Looking at the ratio of charitable spending on total income doesn't tell us about how well-run a charity is. Charities sometimes have to spend money to make money, and may choose not to spend all of their income at once.
"Some of the UK's biggest and best known charities are spending less than half of the cash raised every year by members of the public on good works, a new research has found."
The Telegraph, 12 December 2015
A report from the True and Fair Foundation looking
at charitable spending appeared in the Telegraph this weekend. The report looked at various charities' spending on charitable activities as a proportion of their total income, averaged over a three year period.
Looking at the ratio of charitable spending to total income doesn't tell you much about how well-run charities are, or how effective they are at achieving their charitable goals.
That's because charities sometimes have to spend money to make money—for example, paying rent for a charity shop.
Looking at total income, as the report did, doesn't account for charities spending money to raise more money, or for situations when they don't spend all of their income at once.
Sometimes you have to spend money to make money
Charity accounts show all the resources that flow to a charity in a year, whether through donations, investments, or other sources.

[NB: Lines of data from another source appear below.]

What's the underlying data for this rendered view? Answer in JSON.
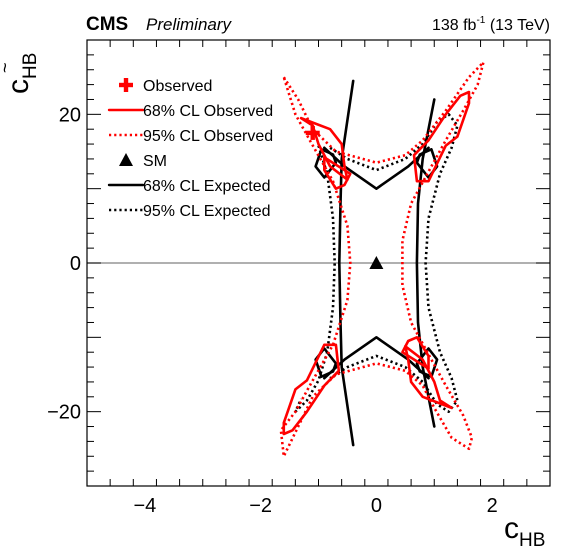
{
  "header": {
    "experiment": "CMS",
    "status": "Preliminary",
    "lumi_value": "138 fb",
    "lumi_exponent": "-1",
    "lumi_energy": "(13 TeV)"
  },
  "chart_data": {
    "type": "scatter",
    "title": "",
    "xlabel": {
      "main": "c",
      "sub": "HB"
    },
    "ylabel": {
      "main": "c",
      "sub": "HB",
      "accent": "~"
    },
    "xlim": [
      -5,
      3
    ],
    "ylim": [
      -30,
      30
    ],
    "xticks": [
      -4,
      -2,
      0,
      2
    ],
    "yticks": [
      -20,
      0,
      20
    ],
    "x_minor_step": 0.4,
    "y_minor_step": 2,
    "grid": false,
    "zero_line": {
      "y": 0,
      "color": "#808080"
    },
    "legend_position": "top-left",
    "legend": [
      {
        "label": "Observed",
        "marker": "cross",
        "color": "#ff0000"
      },
      {
        "label": "68% CL Observed",
        "line": "solid",
        "color": "#ff0000"
      },
      {
        "label": "95% CL Observed",
        "line": "dotted",
        "color": "#ff0000"
      },
      {
        "label": "SM",
        "marker": "triangle",
        "color": "#000000"
      },
      {
        "label": "68% CL Expected",
        "line": "solid",
        "color": "#000000"
      },
      {
        "label": "95% CL Expected",
        "line": "dotted",
        "color": "#000000"
      }
    ],
    "points": {
      "observed": {
        "x": -1.1,
        "y": 17.5,
        "color": "#ff0000"
      },
      "sm": {
        "x": 0,
        "y": 0,
        "color": "#000000"
      }
    },
    "contours": {
      "expected_68": {
        "color": "#000000",
        "style": "solid",
        "paths": [
          [
            [
              -0.4,
              -24.5
            ],
            [
              -0.6,
              -14.0
            ],
            [
              -0.62,
              -8.0
            ],
            [
              -0.64,
              0
            ],
            [
              -0.62,
              8.0
            ],
            [
              -0.6,
              14.0
            ],
            [
              -0.4,
              24.5
            ]
          ],
          [
            [
              -0.9,
              15.5
            ],
            [
              -0.55,
              13.0
            ],
            [
              0.0,
              10.0
            ],
            [
              0.55,
              13.0
            ],
            [
              0.9,
              15.5
            ]
          ],
          [
            [
              -0.9,
              -15.5
            ],
            [
              -0.55,
              -13.0
            ],
            [
              0.0,
              -10.0
            ],
            [
              0.55,
              -13.0
            ],
            [
              0.9,
              -15.5
            ]
          ],
          [
            [
              1.0,
              22.0
            ],
            [
              0.8,
              14.0
            ],
            [
              0.72,
              8.0
            ],
            [
              0.7,
              0
            ],
            [
              0.72,
              -8.0
            ],
            [
              0.8,
              -14.0
            ],
            [
              1.0,
              -22.0
            ]
          ],
          [
            [
              -0.95,
              15.3
            ],
            [
              -1.05,
              13.0
            ],
            [
              -0.9,
              11.5
            ],
            [
              -0.7,
              13.5
            ],
            [
              -0.75,
              14.6
            ],
            [
              -0.95,
              15.3
            ]
          ],
          [
            [
              0.95,
              15.3
            ],
            [
              1.05,
              13.0
            ],
            [
              0.9,
              11.5
            ],
            [
              0.7,
              13.5
            ],
            [
              0.75,
              14.6
            ],
            [
              0.95,
              15.3
            ]
          ],
          [
            [
              -0.95,
              -15.3
            ],
            [
              -1.05,
              -13.0
            ],
            [
              -0.9,
              -11.5
            ],
            [
              -0.7,
              -13.5
            ],
            [
              -0.75,
              -14.6
            ],
            [
              -0.95,
              -15.3
            ]
          ],
          [
            [
              0.95,
              -15.3
            ],
            [
              1.05,
              -13.0
            ],
            [
              0.9,
              -11.5
            ],
            [
              0.7,
              -13.5
            ],
            [
              0.75,
              -14.6
            ],
            [
              0.95,
              -15.3
            ]
          ]
        ]
      },
      "expected_95": {
        "color": "#000000",
        "style": "dotted",
        "paths": [
          [
            [
              -0.8,
              15.5
            ],
            [
              -0.5,
              14.0
            ],
            [
              0.0,
              12.5
            ],
            [
              0.5,
              14.0
            ],
            [
              0.8,
              16.0
            ],
            [
              1.05,
              19.0
            ],
            [
              1.25,
              20.0
            ],
            [
              1.4,
              18.5
            ],
            [
              1.3,
              15.5
            ],
            [
              1.1,
              12.0
            ],
            [
              0.9,
              6.0
            ],
            [
              0.85,
              0
            ],
            [
              0.9,
              -6.0
            ],
            [
              1.1,
              -12.0
            ],
            [
              1.3,
              -15.5
            ],
            [
              1.4,
              -18.5
            ],
            [
              1.25,
              -20.0
            ],
            [
              1.05,
              -19.0
            ],
            [
              0.8,
              -16.0
            ],
            [
              0.5,
              -14.0
            ],
            [
              0.0,
              -12.5
            ],
            [
              -0.5,
              -14.0
            ],
            [
              -0.8,
              -15.5
            ]
          ],
          [
            [
              -1.0,
              15.8
            ],
            [
              -0.85,
              12.0
            ],
            [
              -0.75,
              6.0
            ],
            [
              -0.72,
              0
            ],
            [
              -0.75,
              -6.0
            ],
            [
              -0.85,
              -12.0
            ],
            [
              -1.0,
              -15.8
            ],
            [
              -1.2,
              -18.5
            ],
            [
              -1.4,
              -20.0
            ],
            [
              -1.3,
              -18.3
            ]
          ]
        ]
      },
      "observed_68": {
        "color": "#ff0000",
        "style": "solid",
        "paths": [
          [
            [
              1.2,
              15.8
            ],
            [
              1.4,
              17.0
            ],
            [
              1.6,
              21.5
            ],
            [
              1.6,
              23.0
            ],
            [
              1.45,
              22.5
            ],
            [
              1.2,
              20.0
            ],
            [
              0.9,
              16.5
            ],
            [
              0.65,
              14.5
            ],
            [
              0.7,
              11.0
            ],
            [
              0.9,
              11.0
            ],
            [
              1.2,
              15.8
            ]
          ],
          [
            [
              -1.0,
              16.0
            ],
            [
              -0.8,
              13.0
            ],
            [
              -0.5,
              11.2
            ],
            [
              -0.55,
              13.0
            ],
            [
              -0.6,
              16.0
            ],
            [
              -0.8,
              18.0
            ],
            [
              -1.3,
              19.5
            ],
            [
              -1.1,
              18.5
            ],
            [
              -1.0,
              16.0
            ]
          ],
          [
            [
              -0.9,
              14.2
            ],
            [
              -0.45,
              12.0
            ],
            [
              -0.55,
              10.5
            ],
            [
              -0.7,
              10.0
            ],
            [
              -0.9,
              12.5
            ],
            [
              -0.9,
              14.2
            ]
          ],
          [
            [
              1.0,
              -16.0
            ],
            [
              0.8,
              -13.0
            ],
            [
              0.5,
              -11.2
            ],
            [
              0.55,
              -13.0
            ],
            [
              0.6,
              -16.0
            ],
            [
              0.8,
              -18.0
            ],
            [
              1.3,
              -19.5
            ],
            [
              1.1,
              -18.5
            ],
            [
              1.0,
              -16.0
            ]
          ],
          [
            [
              0.9,
              -14.2
            ],
            [
              0.45,
              -12.0
            ],
            [
              0.55,
              -10.5
            ],
            [
              0.7,
              -10.0
            ],
            [
              0.9,
              -12.5
            ],
            [
              0.9,
              -14.2
            ]
          ],
          [
            [
              -1.2,
              -15.8
            ],
            [
              -1.4,
              -17.0
            ],
            [
              -1.6,
              -21.5
            ],
            [
              -1.6,
              -23.0
            ],
            [
              -1.45,
              -22.5
            ],
            [
              -1.2,
              -20.0
            ],
            [
              -0.9,
              -16.5
            ],
            [
              -0.65,
              -14.5
            ],
            [
              -0.7,
              -11.0
            ],
            [
              -0.9,
              -11.0
            ],
            [
              -1.2,
              -15.8
            ]
          ]
        ]
      },
      "observed_95": {
        "color": "#ff0000",
        "style": "dotted",
        "paths": [
          [
            [
              -1.6,
              25.0
            ],
            [
              -1.35,
              22.0
            ],
            [
              -1.1,
              18.0
            ],
            [
              -0.7,
              15.0
            ],
            [
              0.0,
              13.5
            ],
            [
              0.5,
              14.5
            ],
            [
              0.8,
              16.5
            ],
            [
              1.2,
              20.5
            ],
            [
              1.6,
              25.0
            ],
            [
              1.85,
              27.0
            ],
            [
              1.75,
              24.0
            ],
            [
              1.5,
              20.5
            ],
            [
              1.2,
              16.5
            ],
            [
              0.95,
              13.0
            ],
            [
              0.6,
              8.0
            ],
            [
              0.45,
              3.0
            ],
            [
              0.45,
              -3.0
            ],
            [
              0.6,
              -8.0
            ],
            [
              0.95,
              -13.0
            ],
            [
              1.2,
              -16.5
            ],
            [
              1.5,
              -20.5
            ],
            [
              1.65,
              -23.5
            ],
            [
              1.6,
              -25.0
            ],
            [
              1.3,
              -23.5
            ],
            [
              1.0,
              -19.5
            ],
            [
              0.8,
              -16.5
            ],
            [
              0.5,
              -14.5
            ],
            [
              0.0,
              -13.5
            ],
            [
              -0.7,
              -15.0
            ],
            [
              -1.1,
              -18.0
            ],
            [
              -1.35,
              -22.0
            ],
            [
              -1.6,
              -26.0
            ],
            [
              -1.65,
              -22.5
            ],
            [
              -1.4,
              -20.0
            ],
            [
              -1.15,
              -16.5
            ],
            [
              -0.75,
              -11.0
            ],
            [
              -0.5,
              -5.0
            ],
            [
              -0.45,
              0
            ],
            [
              -0.5,
              5.0
            ],
            [
              -0.75,
              11.0
            ],
            [
              -1.15,
              16.5
            ],
            [
              -1.4,
              20.0
            ],
            [
              -1.6,
              25.0
            ]
          ]
        ]
      }
    }
  }
}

This doesn't account for the cost of generating that income. For instance, a charity might pay a fundraising team to help raise donations. This can lower the ratio of 'charitable activity' spending to total income.
For example, a charity might get £50 in donations, and another £50 from its charity shop, which costs £30 to run. Its total income is £100.

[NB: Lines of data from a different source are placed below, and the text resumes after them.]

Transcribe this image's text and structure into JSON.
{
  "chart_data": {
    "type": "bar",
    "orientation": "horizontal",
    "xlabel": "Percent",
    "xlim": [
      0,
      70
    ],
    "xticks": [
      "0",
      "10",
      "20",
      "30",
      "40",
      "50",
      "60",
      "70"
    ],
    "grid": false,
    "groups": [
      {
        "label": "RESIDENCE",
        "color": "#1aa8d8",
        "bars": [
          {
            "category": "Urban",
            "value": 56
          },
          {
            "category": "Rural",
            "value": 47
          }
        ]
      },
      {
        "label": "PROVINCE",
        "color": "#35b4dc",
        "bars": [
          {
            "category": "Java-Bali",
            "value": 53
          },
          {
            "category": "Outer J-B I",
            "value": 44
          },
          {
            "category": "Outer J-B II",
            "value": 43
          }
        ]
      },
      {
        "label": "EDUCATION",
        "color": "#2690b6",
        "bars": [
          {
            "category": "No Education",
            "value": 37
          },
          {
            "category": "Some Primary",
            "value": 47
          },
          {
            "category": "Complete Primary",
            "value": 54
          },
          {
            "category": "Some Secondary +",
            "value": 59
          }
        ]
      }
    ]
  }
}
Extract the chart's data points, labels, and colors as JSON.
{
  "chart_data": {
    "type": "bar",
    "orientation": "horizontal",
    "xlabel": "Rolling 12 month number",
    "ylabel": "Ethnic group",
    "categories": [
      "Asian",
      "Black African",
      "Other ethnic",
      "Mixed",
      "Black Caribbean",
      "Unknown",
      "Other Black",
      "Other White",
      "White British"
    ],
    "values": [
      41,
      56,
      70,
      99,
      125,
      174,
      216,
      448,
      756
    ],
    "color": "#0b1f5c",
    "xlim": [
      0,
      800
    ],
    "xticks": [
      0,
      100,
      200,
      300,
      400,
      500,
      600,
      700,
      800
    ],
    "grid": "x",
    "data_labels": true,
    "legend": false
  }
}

The charity spends £70 on charitable works, and £30 on running its shop. Criticising it for only spending 70% of its income on 'good works' wouldn't show the whole picture. If it hadn't spent £30 on the shop, it would only have £50 to spend on charitable activities.
In this case, it would be more helpful to look at the amount of income leftover after the cost of generating it.
Different organisations can have very different ratios purely as a result of how they raise their funding. It's also worth noting that some charities don't receive any funding from the general public.
The report's methodology counts money that should probably be left out
The ratio used in the report includes items of income that cannot always legally be spent, like permanent endowments. This is money or land that is given to a charity with the intention that it will be held forever.
The ratio also includes income that isn't actually received in that year; legacies are recorded when a charity is notified that they've been left a sum in a will, but they aren't received until a person dies.
Looking at short periods can be misleading
Looking at the proportion over short periods raises another problem. If a charity receives an unusually large amount of money in one year, should it spend it over the three year period to meet a spending target, or should it invest it and spread spending over a longer period?
By this particular ratio a charity would look better doing the first rather than the second.
This is precisely what happened to one of the charities highlighted in the report. The Racing Foundation received a payment of almost £50 million from the Department for Culture, Media and Sport last year. Instead of spending the sum in one year, the charity placed the funds in investments, "with the aim of preserving the capital over the long term and generating investment income to fund grant-making activities".
Full Fact is a registered charity
The comparable figure for Full Fact was about 92% in 2014. Our total income was £336,000 and we spent £309,000 on charitable activities.